OpenID Identity Provider

Overall operation

You can configure an authentication portal that will authenticate users against an external OpenID compliant provider. Vulture has been tested with the following providers, but any other OpenID compliant provider should works :

  • Google
  • Azure
  • Facebook
  • Github
  • Keycloak
  • Gitlab
  • LinkedIn
  • Microsoft Azure AD
  • Generic OpenID Connect
  • Login.gov
  • Nexcloud
  • DigitalOcean
  • Bitbucket
  • Gitea
  • Digital Pass

Note : After you create a OpenID repository, it will appear in the OpenID Repository list. You will have important informations in the "Additional infos" columns, such as the Callback URL. The Callback URL has to be configured in your OpenID Provider' settings so it can redirect the user back to the Vulture portal after authentication.

Settings

Settings are the same for any provider :

Name: A friendly name to refer to the OpenID repository. It has to be unique.

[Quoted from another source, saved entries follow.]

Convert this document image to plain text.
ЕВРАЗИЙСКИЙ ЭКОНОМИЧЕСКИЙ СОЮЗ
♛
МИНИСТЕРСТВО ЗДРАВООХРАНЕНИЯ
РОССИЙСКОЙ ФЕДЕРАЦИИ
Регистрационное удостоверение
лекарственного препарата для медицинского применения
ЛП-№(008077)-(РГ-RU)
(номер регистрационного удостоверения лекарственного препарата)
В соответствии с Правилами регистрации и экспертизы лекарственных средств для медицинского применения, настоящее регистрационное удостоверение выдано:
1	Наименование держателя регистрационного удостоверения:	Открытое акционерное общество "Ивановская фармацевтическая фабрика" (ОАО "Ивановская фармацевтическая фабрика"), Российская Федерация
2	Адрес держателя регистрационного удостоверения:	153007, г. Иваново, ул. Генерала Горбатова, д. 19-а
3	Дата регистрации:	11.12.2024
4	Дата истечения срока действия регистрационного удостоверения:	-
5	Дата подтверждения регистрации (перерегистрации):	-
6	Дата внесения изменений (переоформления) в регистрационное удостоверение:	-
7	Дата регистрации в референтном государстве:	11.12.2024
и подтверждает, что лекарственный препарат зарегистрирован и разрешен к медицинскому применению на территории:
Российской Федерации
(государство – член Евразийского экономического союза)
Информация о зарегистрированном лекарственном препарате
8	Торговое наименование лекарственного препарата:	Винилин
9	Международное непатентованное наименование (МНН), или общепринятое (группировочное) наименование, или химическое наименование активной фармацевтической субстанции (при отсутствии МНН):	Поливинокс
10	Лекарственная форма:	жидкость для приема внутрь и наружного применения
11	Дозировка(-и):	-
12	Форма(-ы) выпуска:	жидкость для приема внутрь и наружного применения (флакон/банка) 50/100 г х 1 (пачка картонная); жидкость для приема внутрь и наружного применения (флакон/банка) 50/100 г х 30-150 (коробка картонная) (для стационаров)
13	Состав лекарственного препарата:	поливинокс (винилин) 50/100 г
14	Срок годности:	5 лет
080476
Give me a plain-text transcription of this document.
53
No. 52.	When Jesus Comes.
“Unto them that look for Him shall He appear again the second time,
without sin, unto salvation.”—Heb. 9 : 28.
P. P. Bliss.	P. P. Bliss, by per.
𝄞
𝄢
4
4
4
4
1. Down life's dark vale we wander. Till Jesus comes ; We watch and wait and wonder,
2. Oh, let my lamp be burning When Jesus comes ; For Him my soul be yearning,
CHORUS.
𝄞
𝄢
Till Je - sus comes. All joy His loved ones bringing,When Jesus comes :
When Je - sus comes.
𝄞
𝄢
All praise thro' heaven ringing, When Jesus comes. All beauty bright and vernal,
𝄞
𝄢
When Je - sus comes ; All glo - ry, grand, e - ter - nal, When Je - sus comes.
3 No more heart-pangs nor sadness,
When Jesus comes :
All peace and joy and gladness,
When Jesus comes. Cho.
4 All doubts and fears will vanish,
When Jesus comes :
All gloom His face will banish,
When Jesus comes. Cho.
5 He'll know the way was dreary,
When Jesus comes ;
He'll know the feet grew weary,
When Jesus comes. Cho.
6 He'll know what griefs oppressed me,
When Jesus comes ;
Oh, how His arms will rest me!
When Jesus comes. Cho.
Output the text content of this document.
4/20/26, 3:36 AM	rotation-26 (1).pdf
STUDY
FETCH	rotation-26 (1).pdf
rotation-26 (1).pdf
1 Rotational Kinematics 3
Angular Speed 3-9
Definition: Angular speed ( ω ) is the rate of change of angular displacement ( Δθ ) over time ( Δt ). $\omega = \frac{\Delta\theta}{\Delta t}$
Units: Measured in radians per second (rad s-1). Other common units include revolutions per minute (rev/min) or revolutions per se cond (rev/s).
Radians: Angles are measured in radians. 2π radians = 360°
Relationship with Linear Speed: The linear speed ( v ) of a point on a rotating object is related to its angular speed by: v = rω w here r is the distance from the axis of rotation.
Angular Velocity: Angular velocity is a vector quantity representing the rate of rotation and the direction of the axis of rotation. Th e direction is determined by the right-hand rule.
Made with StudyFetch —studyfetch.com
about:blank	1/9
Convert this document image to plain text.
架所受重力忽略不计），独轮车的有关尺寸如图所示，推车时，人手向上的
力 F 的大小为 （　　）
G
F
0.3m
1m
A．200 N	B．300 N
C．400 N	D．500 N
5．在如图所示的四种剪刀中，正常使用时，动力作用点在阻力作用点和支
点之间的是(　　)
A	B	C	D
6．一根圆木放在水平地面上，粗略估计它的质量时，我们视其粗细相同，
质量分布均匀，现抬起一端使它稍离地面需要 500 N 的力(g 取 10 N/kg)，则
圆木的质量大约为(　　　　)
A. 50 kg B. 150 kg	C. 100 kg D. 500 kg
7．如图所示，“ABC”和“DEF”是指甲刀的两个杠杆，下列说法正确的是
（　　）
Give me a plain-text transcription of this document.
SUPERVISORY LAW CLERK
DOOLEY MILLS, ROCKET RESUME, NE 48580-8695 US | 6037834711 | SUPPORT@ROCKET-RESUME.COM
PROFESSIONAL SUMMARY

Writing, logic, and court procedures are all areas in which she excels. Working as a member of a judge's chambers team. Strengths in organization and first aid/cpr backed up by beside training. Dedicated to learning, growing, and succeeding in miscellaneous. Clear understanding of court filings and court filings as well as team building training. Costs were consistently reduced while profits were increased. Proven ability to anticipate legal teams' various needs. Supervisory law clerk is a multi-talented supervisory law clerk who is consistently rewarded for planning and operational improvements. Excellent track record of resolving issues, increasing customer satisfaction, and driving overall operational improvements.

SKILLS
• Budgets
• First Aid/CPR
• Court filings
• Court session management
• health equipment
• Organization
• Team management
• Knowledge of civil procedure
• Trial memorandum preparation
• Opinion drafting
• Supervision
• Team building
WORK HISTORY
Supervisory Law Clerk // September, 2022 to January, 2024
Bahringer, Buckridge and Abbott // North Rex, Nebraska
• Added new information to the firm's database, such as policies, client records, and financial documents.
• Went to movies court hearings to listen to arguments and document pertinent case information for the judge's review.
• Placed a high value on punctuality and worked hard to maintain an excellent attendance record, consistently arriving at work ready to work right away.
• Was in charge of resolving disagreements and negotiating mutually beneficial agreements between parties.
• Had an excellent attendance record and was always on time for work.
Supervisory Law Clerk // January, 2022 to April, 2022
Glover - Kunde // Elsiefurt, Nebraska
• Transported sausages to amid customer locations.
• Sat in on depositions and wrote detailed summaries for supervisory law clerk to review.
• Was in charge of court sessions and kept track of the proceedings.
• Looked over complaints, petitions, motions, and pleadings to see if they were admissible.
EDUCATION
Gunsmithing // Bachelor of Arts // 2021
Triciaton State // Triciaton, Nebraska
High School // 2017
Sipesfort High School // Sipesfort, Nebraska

Provider: This field is not used by Vulture. You can use the selector to categorize your OpenID provider so it will be easier for you to read and retrieve your OpenID IDP within the OpenID repository list.

Provider URL: The FQDN / URL of your OpenID provider. Vulture will redirect the user to this URL to authenticate the user from the portal.

Provider Client ID: The client ID that Vulture will use to contact your OpenID Provider.

Provider Client Secret: The client Secret that Vulture will use to contact your OpenID Provider.

Token scope: Declare here the claims type you want to retrieve from your OpenId Provider (example: "openid" or "profile")

User's scope:

This selector allows you to choose the way Vulture will extract and use/modify/delete the claims obtained from the OpenID provider. Vulture provides a default "Retrieve all claims" which will retrieve all existing claims obtained from the provider. You may define custom rules to alter these claims from the User's Scope settings.

Note that in the Portal Configuration you may use another User's Scope settings to alter claims a second time. This offers you a lots of possibility to alter claims that will be sent to application backends.